Thanking the man, Kelp left him amid the Barbies and followed the directions through this big near-empty space, with not quite enough customers and not quite enough merchandise to create confidence.
This was the My Nephew experience. He tended to open his discount centers in marginal areas of the city and New Jersey and Long Island, never pay the rent or the utilities, and get thrown out twelve to fifteen months later, with the loss of a certain percentage of his stock. Since his landlords and his suppliers were usually as iffy as he was, and since he created a new corporation with every move, there were never any very serious consequences, so My Nephew could always go on to open another marginal store in another marginal area of Greater New York that hadn’t heard from him for a while. It was a living.

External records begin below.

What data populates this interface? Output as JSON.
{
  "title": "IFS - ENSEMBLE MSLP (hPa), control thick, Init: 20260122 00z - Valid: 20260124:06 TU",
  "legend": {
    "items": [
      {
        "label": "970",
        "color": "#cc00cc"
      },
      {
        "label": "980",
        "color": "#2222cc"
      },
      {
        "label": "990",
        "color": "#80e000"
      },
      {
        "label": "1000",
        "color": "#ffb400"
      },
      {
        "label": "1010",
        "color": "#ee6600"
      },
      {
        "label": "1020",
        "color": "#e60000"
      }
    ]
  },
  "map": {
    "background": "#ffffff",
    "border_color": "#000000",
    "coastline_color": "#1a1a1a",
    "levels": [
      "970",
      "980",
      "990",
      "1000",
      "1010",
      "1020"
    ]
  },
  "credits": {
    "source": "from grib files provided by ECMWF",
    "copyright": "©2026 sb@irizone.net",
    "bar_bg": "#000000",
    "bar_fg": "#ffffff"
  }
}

At the end of the clerk’s directions stood a closed door, bearing two pieces of information: MEN painted in black at eye level, and OUT OF ORDER handwritten in red Flair pen on a shirt cardboard masking-taped a few inches lower down. Kelp knocked on OUT OF ORDER and heard a frog croak, “What?”
That was invitation enough; he opened the door and stepped into a small windowless messy office with My Nephew seated at the dented metal desk, looking exactly like Kelp’s description of him, or possibly worse. “Hello,” Kelp said.
“Andy from the East Side,” My Nephew croaked. “You’re a long way from home.”
“I had a bit of luck,” Kelp told him, and frowned at the wooden kitchen chair facing the desk. Deciding it was neither diseased nor likely to collapse, he sat on it.
“I don’t like luck,” My Nephew said. He sat hunched forward, fat elbows splayed on the desk to left and right.
“It has to be treated with respect,” Kelp agreed. “And that’s why I’m here.”
“Luck don’t usually bring people to this neighborhood,” My Nephew said. “Tell me about it.”
“It seems,” Kelp said, “there’s a spring storm out in the Atlantic. Way out in the Atlantic.”
“So I shouldn’t worry.”
“It’s an ill wind, you know. And what this ill wind means, there’s two semis in a lot over by the Navy Yard hooked to containers full of flat-screen TVs supposed to be on their way to Africa right now.”
“Only the storm.”
“That ship may not get here at all. So I’m told by the warehouseman gave me the tip.”
My Nephew shook his heavy gray head beneath his gray straw hat. “I would not be a seaman,” he said.
That was too obvious to comment on. Kelp said, “It could be, I could move those semis.”
“What make are we—?” My Nephew interrupted himself. “Second,” he said, and reached for his phone, so it must flash a light instead of ringing.
Kelp sat back, in no hurry, and My Nephew said to the phone, “What?” Then he nodded. “Good,” he said, hung up, and said to Kelp, “Gimme a minute.”
“Take two.”
Now My Nephew got to his feet, a complicated maneuver in three distinct sections. In section one, he leaned far forward with his broad palms flat on the desktop. In section two, he heaved himself with a loud grunt upward and back, becoming more or less vertical. In section three, he weaved forward and back, feet on floor and palms on desk, until he found his equilibrium. Then, lifting the palms from his desk and taking a loud breath, “Be right back,” he said, turned, and waddled more briskly than you would have thought possible to a metal fire door in the wall behind the desk. He opened this door, stepped through a space barely wide enough for the purpose, and left, the door automatically shutting behind him.